Temperatures at Mt Ruapehu's crater lake Te Wai ā-moe have been rising in step with an increase in volcanic tremors, indicating a state of minor unrest at the mountain.

But scientists believe the activity is part of a heating cycle that's long been observed at Mt Ruapehu, which officially remains at the second lowest Volcanic Alert Level.

"Te Wai ā-moe has a clear temperature cycle that we have observed since 2003," GNS Science duty volcanologist Geoff Kilgour said.

During these cycles, the temperature ranged between 12C and 40C over a period of around a year.


GNS Science previously reported how a relatively long-period of elevated temperature of Te Wai ā-moe was coming to an end.

During that elevated temperature period, the lake reached temperatures of around 38C, and scientists expected the lake to then cool as it had done many times before.

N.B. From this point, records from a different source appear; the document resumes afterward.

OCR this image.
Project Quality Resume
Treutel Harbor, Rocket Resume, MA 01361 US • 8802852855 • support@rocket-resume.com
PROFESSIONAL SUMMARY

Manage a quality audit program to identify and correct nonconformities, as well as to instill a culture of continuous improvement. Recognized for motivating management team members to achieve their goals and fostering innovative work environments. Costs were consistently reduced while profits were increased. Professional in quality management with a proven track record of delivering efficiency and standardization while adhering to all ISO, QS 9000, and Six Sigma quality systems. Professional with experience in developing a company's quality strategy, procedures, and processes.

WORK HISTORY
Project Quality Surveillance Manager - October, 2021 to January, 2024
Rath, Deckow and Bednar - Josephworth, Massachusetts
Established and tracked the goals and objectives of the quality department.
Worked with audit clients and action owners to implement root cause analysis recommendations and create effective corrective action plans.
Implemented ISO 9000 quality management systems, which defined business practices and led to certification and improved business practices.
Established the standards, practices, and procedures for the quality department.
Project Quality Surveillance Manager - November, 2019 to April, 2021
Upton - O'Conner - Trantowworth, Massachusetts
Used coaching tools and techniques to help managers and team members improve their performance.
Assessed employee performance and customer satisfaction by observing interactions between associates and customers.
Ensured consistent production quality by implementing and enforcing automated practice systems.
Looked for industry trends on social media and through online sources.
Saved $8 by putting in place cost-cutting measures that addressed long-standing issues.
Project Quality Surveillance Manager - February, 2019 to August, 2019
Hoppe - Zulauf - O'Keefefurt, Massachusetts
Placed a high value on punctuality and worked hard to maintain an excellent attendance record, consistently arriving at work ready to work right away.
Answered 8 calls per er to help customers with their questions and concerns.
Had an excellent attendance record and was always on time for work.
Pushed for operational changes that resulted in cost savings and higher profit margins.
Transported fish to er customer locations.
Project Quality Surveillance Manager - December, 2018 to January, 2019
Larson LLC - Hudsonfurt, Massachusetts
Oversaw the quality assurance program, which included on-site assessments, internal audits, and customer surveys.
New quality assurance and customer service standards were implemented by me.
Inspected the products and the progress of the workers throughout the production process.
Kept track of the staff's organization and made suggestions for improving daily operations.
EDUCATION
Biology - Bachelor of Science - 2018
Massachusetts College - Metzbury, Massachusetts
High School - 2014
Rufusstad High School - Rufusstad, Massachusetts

While that happened over the past two months - when the lake had cooled to around 20C - the water began warming again last week, rising at a rate of around 1C each day.

"Following previous heating cycles, we expect the lake to continue heating for the coming weeks," Kilgour said.

"Coincident with the increasing lake temperature, we have also noticed that the level of volcanic tremor has increased."

This was a characteristic feature of a heating cycle and represented the increased flow of hydrothermal fluids into the lake.

Previous heating cycles had shown this increased tremor to last for days to weeks.

"As part of our normal routine monitoring, we aim to visit Te Wai ā-moe this week to collect water and gas samples from the lake," he said.


"The Crater Lake has undergone many heating and cooling cycles in the past and we don't see any unusual signs of increased unrest."

The Aviation Colour Code for Mt Ruapehu also remained at Green, the normal level.

"While this is the case, it is a useful reminder that eruptions can occur with little or no warning."

The last time Ruapehu erupted was on September 25, 2007, causing a seven-minute-long earthquake, two lahars and flying rocks - one which crushed the leg of primary school teacher William Pike when it landed on Dome Shelter near the crater.